Some experts blame a 2014 law in San Francisco, which lessened the penalty for shoplifting to a misdemeanor if the theft is less than $950. On Wednesday, nine suspected shoplifters were nabbed in San Francisco for looting a Louis Vuitton store, a cannabis dispensary and a Walgreens store, lifting $1 million worth of goods, according to law enforcement.
In October, Walgreens said it was closing five drugstores in San Francisco that had experienced high rates of shoplifting, attributing the rash of theft to “organized crime.”
“Organized retail crime continues to be a challenge facing retailers across San Francisco, and we are not immune to that,” Walgreens spokesperson Phil Caruso said at the time. “Retail theft across our San Francisco stores has continued to increase in the past few months to five times our chain average.”

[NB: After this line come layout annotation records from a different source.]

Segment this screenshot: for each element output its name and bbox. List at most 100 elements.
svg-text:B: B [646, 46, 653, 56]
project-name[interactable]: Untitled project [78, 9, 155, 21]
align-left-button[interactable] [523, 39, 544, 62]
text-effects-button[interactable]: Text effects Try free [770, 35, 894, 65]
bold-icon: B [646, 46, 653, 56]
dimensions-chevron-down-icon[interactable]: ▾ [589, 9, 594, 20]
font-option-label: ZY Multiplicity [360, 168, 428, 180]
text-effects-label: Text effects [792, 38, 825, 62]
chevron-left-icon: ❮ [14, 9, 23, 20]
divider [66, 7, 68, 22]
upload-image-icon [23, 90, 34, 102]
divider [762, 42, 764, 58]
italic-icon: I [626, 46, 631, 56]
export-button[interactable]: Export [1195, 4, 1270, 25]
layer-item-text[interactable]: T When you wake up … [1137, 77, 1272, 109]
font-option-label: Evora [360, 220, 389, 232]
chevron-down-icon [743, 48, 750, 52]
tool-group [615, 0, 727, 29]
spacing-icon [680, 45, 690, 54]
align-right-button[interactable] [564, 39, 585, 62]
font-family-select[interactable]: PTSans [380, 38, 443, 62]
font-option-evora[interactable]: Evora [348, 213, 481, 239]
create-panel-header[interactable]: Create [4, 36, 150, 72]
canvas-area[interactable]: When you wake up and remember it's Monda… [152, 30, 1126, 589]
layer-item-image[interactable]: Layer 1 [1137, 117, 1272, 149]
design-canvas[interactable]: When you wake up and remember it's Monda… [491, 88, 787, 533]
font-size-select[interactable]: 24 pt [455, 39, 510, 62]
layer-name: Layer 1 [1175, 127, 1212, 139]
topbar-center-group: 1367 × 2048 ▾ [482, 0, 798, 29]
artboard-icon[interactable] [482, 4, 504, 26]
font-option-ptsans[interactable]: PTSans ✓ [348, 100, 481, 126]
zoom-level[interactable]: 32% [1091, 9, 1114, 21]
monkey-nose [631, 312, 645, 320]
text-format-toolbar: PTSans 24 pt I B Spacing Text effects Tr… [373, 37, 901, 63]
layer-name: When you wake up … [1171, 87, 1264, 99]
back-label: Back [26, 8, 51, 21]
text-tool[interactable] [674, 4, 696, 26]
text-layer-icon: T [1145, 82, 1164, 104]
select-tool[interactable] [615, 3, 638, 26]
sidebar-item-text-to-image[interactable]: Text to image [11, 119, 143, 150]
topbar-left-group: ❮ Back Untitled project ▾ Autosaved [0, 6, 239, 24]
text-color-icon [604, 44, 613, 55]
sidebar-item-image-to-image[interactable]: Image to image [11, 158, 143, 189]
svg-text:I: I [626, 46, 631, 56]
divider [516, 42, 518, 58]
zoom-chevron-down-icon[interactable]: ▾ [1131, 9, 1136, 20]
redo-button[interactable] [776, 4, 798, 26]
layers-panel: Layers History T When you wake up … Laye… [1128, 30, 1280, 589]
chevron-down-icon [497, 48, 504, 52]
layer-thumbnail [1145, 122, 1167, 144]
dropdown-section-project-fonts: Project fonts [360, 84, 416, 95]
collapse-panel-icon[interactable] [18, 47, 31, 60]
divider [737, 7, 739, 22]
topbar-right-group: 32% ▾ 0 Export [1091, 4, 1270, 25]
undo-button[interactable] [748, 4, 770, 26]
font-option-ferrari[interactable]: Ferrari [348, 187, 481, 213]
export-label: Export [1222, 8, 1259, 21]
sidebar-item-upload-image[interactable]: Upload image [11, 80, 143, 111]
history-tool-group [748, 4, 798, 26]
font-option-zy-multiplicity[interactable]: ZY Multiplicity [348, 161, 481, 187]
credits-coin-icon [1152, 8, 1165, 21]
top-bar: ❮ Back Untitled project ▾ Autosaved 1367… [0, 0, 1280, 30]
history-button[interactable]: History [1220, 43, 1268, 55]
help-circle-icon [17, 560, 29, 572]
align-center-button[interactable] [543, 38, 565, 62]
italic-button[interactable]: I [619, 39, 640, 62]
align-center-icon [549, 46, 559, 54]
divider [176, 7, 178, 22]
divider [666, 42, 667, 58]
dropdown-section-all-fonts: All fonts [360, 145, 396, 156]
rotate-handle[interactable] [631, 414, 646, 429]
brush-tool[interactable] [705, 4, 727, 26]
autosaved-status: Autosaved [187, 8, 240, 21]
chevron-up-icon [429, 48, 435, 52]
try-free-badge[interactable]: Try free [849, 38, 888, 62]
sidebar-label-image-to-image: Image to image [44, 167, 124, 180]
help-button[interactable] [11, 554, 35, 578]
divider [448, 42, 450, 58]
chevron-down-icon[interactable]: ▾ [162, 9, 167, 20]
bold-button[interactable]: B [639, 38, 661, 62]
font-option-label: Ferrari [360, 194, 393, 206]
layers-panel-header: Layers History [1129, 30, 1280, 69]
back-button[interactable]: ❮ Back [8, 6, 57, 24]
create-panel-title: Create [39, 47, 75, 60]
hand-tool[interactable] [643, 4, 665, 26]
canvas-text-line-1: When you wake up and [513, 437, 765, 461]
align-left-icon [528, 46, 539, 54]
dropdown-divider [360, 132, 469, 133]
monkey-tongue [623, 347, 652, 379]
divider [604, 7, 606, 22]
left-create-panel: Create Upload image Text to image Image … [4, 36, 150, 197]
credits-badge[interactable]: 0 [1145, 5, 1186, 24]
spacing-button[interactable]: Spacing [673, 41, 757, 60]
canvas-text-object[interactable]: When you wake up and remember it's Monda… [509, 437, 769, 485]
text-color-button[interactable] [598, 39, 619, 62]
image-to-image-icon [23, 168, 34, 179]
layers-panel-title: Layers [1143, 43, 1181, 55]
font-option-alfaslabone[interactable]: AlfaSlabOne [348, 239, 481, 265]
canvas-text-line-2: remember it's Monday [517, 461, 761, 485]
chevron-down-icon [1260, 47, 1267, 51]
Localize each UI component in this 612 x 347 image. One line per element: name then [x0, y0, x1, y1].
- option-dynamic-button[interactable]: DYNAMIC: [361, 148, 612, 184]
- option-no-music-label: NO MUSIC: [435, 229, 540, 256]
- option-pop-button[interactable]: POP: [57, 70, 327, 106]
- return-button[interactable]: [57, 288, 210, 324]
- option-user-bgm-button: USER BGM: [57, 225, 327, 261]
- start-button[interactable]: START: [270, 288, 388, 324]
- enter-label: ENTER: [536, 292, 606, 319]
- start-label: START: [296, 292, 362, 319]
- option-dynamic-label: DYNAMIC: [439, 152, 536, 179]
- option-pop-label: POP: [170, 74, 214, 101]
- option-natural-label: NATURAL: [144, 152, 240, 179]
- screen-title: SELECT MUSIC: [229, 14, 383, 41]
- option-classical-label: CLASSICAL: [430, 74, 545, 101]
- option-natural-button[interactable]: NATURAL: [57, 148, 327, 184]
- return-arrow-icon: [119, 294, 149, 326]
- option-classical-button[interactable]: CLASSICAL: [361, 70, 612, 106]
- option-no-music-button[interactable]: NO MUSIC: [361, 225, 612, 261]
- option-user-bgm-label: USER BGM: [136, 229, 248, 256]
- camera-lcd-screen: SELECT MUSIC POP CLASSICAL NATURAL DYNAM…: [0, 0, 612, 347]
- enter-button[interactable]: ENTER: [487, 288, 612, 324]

In September, Kroger chief executive Rodney McMullen also called out “organized crime” as contributing to a financial hit to the largest supermarket chain.
“I know Congress and other groups are starting to spend more time on understanding what’s driving [the theft],” McMullen said on a call with analysts. The government is also investigating “the distribution channels for the stolen products,” McMullen said.